2018  |  BFF MASTERTAPES C. v. ALVENSLEBEN  |  In der dritten Folge »MASTER TAPES« trifft BFF-Professional-Mitglied Peter Schulte auf BFF-Ehrenmitglied Christian von Alvensleben. »Christian von Alvensleben gehört zu den beständigsten Größen des deutschen Fotodesigns und zu den universellsten.« So beschreibt ihn die Designzeitschrift NOVUM. Der Künstler lebt in Schleswig-Holstein und arbeitet seit 2006 mit seiner Frau Helga ausschließlich an freien Fotografie Projekten. 2009 wurde er vom Art Directors Club Deutschland für sein Lebenswerk geehrt.

2018  |  PARIS PHOTO  |  Wir präsentieren den Prototypen eines großformatigen fotografischen Handabzugs im Format 200 x 600 cm auf der Paris Photo. Mit unserem hiermit vorgestellten neuen Konzept einer nachhaltigen Großformatproduktion setzen wir neue Maßstäbe. Die verwendete Rahmenkonstruktion aus Aluminium und einer Acrylglasur schützt die fotografische Arbeit und ermöglicht den Transport und das Aufhängen getrennt vom Dekorrahmen. Nur wenige voneinander getrennte, archivfeste und langlebige Komponenten werden verwendet. Die fotografische Arbeit besteht als Original selbst. In einem Forschungsprojekt zum Thema „Nachhaltige Rahmung von Großformatdrucken” kooperiert recom ART mit der Staatlichen Akademie der Bildenden Künste Stuttgart und deren Studiengang „Konservierung und Restaurierung von Kunstwerken auf Papier, Archiv- und Bibliotheksgut“. Kernpunkte sind die Fixierung der Drucke in der Aluminiumrahmenkonstruktion und der Einfluss von Rahmenmaterialien auf die Alterungseigenschaften von Abzügen.

2018  |  FORSCHUNGSARBEIT MIT DER STAATLICHEN AKADEMIE DER BILDENDEN KÜNSTE STUTTGART  |  Unsere Produktion setzt sich auch mit der Frage des Umgangs mit dem kulturellen Erbe auseinander. Als Produzent befinden wir uns an einem verantwortungsvollen Ausgangspunkt, der über die Langlebigkeit der von uns produzierten Kunstwerke mitentscheidet. Aus diesem Grund stehen wir stets in engem Austausch mit Künstlern, Sammlern, Konservatoren und Restauratoren.

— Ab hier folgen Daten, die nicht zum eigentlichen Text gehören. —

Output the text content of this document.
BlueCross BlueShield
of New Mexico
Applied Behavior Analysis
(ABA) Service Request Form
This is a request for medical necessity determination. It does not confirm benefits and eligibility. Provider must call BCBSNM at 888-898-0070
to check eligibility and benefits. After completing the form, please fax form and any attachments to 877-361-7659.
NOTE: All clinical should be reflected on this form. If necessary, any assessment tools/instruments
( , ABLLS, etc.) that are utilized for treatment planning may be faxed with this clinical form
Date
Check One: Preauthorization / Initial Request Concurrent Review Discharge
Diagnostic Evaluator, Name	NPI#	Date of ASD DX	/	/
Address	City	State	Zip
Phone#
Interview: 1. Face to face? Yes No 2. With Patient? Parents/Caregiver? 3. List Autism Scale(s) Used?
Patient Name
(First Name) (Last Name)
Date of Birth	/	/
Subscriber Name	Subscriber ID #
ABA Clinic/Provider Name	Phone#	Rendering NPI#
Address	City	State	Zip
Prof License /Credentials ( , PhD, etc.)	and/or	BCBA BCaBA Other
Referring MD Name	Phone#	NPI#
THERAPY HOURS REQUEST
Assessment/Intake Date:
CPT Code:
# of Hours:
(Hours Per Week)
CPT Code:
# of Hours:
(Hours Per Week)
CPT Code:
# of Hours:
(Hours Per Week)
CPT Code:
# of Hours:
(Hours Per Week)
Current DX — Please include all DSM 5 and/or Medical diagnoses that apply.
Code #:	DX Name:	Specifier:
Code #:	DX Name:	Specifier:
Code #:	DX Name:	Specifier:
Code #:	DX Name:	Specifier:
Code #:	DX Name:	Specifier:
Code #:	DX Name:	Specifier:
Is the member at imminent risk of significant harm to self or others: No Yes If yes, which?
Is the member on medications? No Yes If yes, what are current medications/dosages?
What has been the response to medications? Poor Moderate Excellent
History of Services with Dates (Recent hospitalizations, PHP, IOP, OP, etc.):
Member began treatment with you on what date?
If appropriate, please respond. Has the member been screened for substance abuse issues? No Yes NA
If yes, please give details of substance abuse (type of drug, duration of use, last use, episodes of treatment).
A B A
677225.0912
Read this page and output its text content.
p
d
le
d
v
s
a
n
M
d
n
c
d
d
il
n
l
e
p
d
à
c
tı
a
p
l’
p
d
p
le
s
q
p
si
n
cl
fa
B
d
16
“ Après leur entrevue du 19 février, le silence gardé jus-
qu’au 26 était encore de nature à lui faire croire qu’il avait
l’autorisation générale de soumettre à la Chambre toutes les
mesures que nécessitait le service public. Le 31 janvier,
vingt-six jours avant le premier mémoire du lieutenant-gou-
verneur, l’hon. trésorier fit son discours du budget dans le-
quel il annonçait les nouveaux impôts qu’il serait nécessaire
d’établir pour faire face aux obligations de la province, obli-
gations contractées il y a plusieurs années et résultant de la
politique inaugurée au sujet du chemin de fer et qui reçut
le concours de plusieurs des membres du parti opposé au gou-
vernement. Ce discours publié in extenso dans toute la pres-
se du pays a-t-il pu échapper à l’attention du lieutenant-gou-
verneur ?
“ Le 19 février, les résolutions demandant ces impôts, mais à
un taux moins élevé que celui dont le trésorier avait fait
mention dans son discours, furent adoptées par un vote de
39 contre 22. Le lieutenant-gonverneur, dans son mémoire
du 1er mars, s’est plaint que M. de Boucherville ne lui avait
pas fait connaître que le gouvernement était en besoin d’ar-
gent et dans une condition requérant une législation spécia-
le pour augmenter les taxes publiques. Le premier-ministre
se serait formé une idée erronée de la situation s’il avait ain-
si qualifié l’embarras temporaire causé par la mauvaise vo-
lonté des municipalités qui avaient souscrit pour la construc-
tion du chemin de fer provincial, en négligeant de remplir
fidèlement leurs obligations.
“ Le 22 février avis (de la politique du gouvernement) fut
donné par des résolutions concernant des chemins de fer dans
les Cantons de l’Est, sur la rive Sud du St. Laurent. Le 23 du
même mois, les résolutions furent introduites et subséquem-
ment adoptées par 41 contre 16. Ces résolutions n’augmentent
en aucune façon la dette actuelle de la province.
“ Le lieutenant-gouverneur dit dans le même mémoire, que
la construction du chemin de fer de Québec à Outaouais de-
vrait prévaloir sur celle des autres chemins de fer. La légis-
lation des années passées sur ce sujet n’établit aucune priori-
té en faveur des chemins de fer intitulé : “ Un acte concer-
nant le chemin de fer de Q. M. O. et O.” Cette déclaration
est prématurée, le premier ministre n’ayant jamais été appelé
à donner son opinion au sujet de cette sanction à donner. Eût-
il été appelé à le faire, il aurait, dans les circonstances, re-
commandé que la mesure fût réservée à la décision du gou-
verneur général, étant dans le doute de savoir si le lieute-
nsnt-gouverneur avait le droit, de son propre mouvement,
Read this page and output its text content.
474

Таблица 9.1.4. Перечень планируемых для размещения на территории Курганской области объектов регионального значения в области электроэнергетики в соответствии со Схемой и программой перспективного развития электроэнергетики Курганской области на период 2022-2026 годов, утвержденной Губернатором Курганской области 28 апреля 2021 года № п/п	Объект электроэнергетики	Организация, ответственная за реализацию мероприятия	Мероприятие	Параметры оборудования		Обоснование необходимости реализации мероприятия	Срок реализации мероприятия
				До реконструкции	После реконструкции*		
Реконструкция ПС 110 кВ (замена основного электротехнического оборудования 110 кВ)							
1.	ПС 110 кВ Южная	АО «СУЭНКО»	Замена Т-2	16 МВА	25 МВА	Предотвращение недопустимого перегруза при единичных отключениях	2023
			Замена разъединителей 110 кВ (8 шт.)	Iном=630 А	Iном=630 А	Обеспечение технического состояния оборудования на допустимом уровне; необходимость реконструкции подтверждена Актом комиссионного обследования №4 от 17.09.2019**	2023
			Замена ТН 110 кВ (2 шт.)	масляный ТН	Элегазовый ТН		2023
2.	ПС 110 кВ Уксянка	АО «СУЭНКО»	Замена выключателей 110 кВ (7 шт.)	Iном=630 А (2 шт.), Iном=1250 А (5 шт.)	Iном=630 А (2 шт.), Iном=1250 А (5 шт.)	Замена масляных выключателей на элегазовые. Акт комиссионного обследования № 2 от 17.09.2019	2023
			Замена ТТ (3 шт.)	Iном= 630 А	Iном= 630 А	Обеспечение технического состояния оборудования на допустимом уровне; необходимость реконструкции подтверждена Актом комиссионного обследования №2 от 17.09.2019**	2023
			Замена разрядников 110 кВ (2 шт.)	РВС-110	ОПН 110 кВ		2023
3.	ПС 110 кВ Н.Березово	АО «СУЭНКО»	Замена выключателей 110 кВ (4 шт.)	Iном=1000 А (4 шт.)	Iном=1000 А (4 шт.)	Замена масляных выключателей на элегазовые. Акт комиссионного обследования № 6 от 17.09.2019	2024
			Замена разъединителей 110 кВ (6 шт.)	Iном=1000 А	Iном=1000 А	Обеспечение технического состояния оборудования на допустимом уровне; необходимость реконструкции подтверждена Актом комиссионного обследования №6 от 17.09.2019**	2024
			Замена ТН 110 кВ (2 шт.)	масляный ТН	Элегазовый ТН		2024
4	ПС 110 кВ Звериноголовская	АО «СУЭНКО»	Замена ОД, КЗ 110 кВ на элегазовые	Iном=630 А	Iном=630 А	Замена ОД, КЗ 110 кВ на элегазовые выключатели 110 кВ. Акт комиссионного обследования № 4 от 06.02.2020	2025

Zusammen mit der Staatlichen Akademie der Bildenden Künste Stuttgart und deren Studiengang „Konservierung und Restaurierung von Kunstwerken auf Papier, Archiv- und Bibliotheksgut“ haben wir bereits zum Thema „Nachhaltige Rahmung von Großformatfotos“ geforscht und einen daraus entwickelter Prototypen auf der Paris Photo 2018 vorgestellt. Unser aktuelles Forschungsprojekt, ebenfalls in Kooperation mit der abk Stuttgart, befasst sich umfassend mit der Umsetzung von Neuproduktionen beschädigter Fotoarbeiten. Unser diesbezügliches Konzept haben wir im Mai 2019 auf Einladung des San Francisco Museum of Modern Art im Rahmen des „Artist Initiative Symposium on Photography: Reprinting Color Photographs as a Preservation Strategy“ vorstellen und erstmals der Öffentlichkeit zugänglich machen können. Im Moment beschäftigen wir uns auch mit der Langlebigkeit von Großfotografien hinsichtlich den bei der Produktion verwendeten Materialien. Hier planen wir ein weiterführendes Forschungsprojekt.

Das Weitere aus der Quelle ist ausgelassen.